Home » America Today: Derek Jeter to Require Marlins Players and Staff to Learn Spanish

America Today: Derek Jeter to Require Marlins Players and Staff to Learn Spanish

by Paul-Martin Foss

Miami Marlins CEO Derek Jeter has a new proposal to help bring the team closer together: force all players, coaches, and senior executives to learn Spanish. According to Jeter, “Everybody expects the Latin players to make an effort to speak English. Well, especially here in Miami, if you don’t speak Spanish, you don’t fit in. I think it’s important.” That’s not exactly a reason to force your team to learn Spanish.

Yes, Miami does have a high percentage of Latinos. Thanks to the influx of refugees from Cuba after Castro’s takeover, the city of Miami has gone from less than 20% Hispanic to over 70% Hispanic, with 70% of households speaking only Spanish at home. But the entire Miami metropolitan area, which is over ten times the population of the city itself, is less than 50% Hispanic, and the majority of households speak English.

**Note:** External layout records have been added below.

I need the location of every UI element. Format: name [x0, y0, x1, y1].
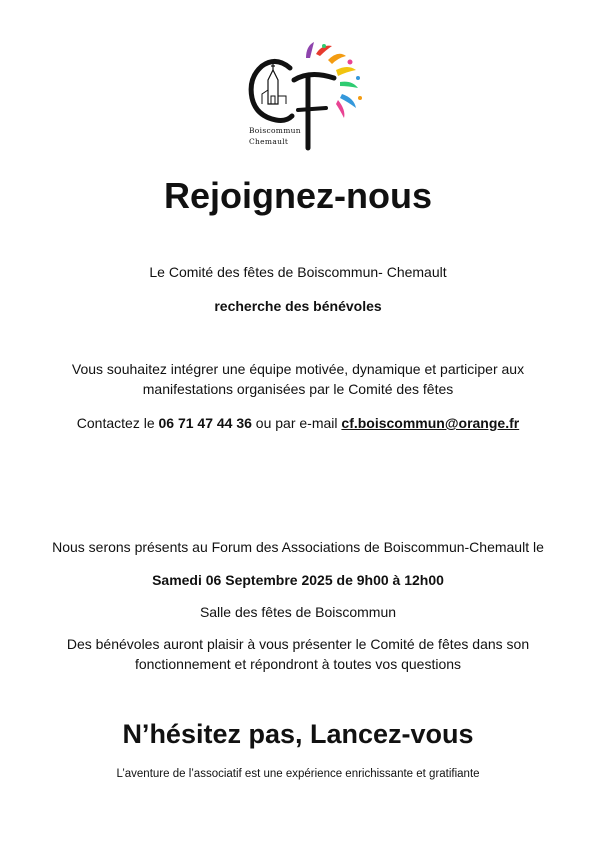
contact-prefix: Contactez le — [76, 415, 159, 431]
logo-text-line1: Boiscommun — [249, 126, 301, 135]
contact-middle: ou par e-mail — [251, 415, 342, 431]
pitch-line-2: manifestations organisées par le Comité des fêtes — [142, 381, 454, 397]
contact-line — [20, 413, 576, 433]
logo-text-line2: Chemault — [249, 137, 289, 146]
closing-tagline: L’aventure de l’associatif est une expérience enrichissante et gratifiante — [116, 768, 480, 780]
forum-desc-1: Des bénévoles auront plaisir à vous présenter le Comité de fêtes dans son — [66, 636, 530, 652]
forum-intro: Nous serons présents au Forum des Associations de Boiscommun-Chemault le — [52, 539, 544, 555]
pitch-line-1: Vous souhaitez intégrer une équipe motivée, dynamique et participer aux — [71, 361, 525, 377]
forum-place: Salle des fêtes de Boiscommun — [199, 604, 397, 620]
phone-number: 06 71 47 44 36 — [158, 415, 252, 431]
forum-desc-2: fonctionnement et répondront à toutes vos questions — [134, 656, 462, 672]
logo — [246, 40, 364, 152]
intro-line: Le Comité des fêtes de Boiscommun- Chemault — [149, 264, 447, 280]
committee-logo-icon — [246, 40, 364, 152]
page-title: Rejoignez-nous — [164, 175, 432, 216]
closing-heading: N’hésitez pas, Lancez-vous — [122, 719, 474, 749]
intro-highlight: recherche des bénévoles — [214, 298, 382, 314]
forum-date: Samedi 06 Septembre 2025 de 9h00 à 12h00 — [152, 572, 444, 588]
email-link[interactable]: cf.boiscommun@orange.fr — [341, 415, 520, 431]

If the American-born players can’t speak Spanish, it isn’t exactly going to not endear themselves to the population. Most Miamians probably couldn’t care less what language the players speak, as long as they play good, winning baseball.

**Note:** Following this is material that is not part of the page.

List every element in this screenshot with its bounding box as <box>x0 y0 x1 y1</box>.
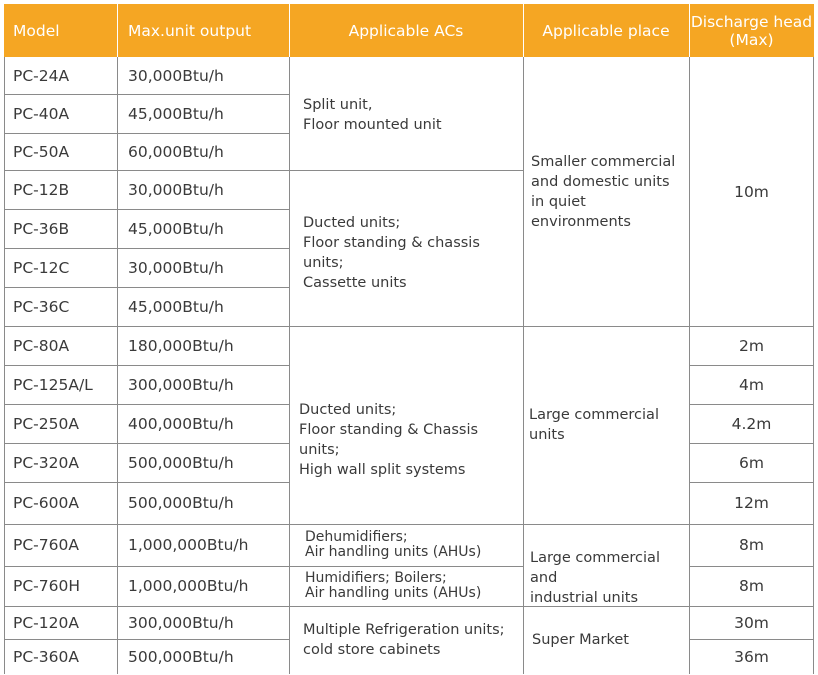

Jeter’s attitude is an unfortunate effect of the results of heavy immigration. Despite the fact that we live in the United States, where English is the lingua franca, the high concentration of Spanish-speaking immigrants in some areas has business owners deciding to acquiesce to the immigrants and learn their language, rather than expecting the immigrants to learn English as previous generations had done.

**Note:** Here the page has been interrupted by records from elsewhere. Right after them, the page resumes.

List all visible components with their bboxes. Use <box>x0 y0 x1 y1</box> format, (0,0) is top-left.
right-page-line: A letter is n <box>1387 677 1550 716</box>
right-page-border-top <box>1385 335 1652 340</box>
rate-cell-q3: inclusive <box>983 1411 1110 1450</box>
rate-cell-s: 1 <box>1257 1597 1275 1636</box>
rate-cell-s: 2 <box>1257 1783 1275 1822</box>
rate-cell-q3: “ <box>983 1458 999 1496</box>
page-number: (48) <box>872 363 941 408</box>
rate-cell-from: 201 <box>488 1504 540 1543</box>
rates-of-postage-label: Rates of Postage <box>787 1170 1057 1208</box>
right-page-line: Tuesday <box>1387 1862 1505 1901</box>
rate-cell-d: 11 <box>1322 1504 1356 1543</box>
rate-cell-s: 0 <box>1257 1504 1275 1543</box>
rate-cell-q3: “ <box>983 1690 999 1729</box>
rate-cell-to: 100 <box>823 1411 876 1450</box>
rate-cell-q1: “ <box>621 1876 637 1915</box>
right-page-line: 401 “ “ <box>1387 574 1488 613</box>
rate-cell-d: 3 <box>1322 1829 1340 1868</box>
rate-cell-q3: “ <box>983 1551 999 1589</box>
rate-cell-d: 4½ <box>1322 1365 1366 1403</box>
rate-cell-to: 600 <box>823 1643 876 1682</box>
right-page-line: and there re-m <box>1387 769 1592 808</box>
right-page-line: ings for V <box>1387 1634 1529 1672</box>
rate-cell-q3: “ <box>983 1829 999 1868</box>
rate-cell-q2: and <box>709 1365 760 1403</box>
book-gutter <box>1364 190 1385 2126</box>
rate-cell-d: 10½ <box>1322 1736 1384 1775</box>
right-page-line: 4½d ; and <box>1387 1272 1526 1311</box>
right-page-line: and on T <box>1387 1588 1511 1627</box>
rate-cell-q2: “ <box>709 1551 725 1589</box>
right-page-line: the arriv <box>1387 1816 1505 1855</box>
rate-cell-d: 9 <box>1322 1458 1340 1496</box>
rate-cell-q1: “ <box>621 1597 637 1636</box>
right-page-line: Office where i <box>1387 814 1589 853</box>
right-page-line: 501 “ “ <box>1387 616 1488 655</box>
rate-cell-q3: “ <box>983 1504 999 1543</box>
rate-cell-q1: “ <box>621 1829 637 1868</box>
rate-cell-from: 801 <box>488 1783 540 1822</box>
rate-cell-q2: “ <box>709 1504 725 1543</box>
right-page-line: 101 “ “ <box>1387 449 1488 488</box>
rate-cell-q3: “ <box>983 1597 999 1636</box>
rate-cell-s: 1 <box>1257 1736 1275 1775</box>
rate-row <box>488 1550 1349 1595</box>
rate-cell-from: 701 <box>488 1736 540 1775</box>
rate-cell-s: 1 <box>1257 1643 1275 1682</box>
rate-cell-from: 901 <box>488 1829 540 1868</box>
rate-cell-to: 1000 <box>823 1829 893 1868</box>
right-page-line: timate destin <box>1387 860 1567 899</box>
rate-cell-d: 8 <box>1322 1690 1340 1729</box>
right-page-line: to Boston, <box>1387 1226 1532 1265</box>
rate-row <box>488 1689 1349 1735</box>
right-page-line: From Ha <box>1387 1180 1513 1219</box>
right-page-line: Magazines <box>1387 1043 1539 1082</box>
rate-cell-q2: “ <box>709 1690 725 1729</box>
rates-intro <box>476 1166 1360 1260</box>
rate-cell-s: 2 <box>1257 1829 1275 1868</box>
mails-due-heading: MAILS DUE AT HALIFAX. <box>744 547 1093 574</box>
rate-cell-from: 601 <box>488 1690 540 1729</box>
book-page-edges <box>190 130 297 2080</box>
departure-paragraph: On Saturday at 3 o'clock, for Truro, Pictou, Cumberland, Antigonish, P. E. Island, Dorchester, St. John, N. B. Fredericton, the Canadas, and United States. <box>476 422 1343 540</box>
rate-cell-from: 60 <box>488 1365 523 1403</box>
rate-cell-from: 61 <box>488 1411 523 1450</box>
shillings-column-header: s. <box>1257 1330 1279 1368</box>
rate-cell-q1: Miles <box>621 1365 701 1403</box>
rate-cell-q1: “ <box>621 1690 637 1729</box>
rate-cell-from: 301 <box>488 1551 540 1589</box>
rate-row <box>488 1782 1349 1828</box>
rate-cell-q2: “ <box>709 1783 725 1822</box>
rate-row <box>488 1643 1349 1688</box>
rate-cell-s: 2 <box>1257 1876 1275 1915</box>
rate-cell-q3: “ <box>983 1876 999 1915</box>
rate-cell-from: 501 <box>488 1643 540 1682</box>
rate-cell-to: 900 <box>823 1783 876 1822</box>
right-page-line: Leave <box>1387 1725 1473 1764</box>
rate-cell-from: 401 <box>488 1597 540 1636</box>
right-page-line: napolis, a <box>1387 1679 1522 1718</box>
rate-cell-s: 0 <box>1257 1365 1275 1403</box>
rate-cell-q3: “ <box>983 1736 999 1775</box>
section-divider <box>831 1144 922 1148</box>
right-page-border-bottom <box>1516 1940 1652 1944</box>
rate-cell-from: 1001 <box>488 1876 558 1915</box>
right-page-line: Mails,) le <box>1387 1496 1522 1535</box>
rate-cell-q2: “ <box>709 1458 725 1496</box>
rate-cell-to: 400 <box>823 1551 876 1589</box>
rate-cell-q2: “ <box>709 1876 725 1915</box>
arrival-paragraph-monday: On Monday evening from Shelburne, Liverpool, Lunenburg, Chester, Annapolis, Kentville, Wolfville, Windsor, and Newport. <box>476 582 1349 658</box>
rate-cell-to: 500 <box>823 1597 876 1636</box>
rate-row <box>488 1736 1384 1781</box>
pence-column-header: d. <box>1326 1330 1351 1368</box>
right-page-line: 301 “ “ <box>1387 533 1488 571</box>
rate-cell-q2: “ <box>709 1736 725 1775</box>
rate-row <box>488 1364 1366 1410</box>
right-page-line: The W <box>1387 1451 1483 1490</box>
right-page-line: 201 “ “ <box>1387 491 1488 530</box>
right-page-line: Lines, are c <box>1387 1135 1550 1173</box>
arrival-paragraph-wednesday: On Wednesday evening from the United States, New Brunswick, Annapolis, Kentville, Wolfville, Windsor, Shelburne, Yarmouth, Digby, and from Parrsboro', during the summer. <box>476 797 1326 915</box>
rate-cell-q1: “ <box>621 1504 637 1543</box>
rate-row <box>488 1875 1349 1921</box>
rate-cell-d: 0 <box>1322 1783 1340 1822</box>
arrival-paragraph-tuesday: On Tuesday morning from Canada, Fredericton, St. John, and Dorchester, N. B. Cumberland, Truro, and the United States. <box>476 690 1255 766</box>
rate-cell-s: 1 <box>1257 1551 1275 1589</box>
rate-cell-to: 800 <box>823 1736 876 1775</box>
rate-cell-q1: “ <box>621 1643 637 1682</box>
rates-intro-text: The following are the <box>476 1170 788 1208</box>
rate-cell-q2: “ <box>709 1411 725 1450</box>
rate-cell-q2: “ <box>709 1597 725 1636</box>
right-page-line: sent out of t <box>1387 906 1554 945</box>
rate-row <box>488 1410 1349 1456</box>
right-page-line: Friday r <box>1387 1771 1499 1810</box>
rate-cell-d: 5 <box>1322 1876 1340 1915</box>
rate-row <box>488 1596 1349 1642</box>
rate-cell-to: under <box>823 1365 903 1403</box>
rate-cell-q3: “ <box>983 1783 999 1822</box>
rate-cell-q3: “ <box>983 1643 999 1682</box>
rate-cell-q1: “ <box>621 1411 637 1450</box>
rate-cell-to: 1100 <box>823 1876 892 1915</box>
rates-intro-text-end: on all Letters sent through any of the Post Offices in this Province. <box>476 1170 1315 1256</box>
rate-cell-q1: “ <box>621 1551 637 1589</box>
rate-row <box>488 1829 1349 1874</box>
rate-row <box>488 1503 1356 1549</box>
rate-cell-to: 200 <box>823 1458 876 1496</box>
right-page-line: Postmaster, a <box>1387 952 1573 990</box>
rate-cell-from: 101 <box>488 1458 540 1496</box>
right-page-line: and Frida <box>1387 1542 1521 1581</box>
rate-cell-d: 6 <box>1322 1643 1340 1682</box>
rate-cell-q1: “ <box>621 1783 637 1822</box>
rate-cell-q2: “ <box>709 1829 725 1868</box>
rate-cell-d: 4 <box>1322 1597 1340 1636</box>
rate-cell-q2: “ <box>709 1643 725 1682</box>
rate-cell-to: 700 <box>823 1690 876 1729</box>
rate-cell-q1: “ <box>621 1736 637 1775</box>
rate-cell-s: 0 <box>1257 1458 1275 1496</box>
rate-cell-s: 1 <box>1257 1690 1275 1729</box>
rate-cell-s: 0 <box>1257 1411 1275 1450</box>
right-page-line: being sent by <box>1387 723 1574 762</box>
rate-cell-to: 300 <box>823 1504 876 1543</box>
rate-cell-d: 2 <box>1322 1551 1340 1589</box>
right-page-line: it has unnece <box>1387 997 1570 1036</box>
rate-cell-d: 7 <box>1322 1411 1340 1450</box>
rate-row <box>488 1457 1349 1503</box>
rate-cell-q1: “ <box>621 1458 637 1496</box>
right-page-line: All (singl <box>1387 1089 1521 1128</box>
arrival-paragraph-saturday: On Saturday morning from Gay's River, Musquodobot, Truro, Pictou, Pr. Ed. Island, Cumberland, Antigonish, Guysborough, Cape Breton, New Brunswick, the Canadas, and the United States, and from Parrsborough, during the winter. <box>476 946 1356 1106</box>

That kind of capitulation is just what those who fear the cultural changes of immigration are most worried about. And when it comes from those in positions of power who then try to force those who work for them to give in too, it rubs many people the wrong way. There may be advantages to learning Spanish, such as being able to communicate with teammates who are just starting to learn English, or in gaining a leg up in scouting potential recruits in South America. But the decision to learn Spanish has to be up to those who want to do it, and not forced on all employees unilaterally.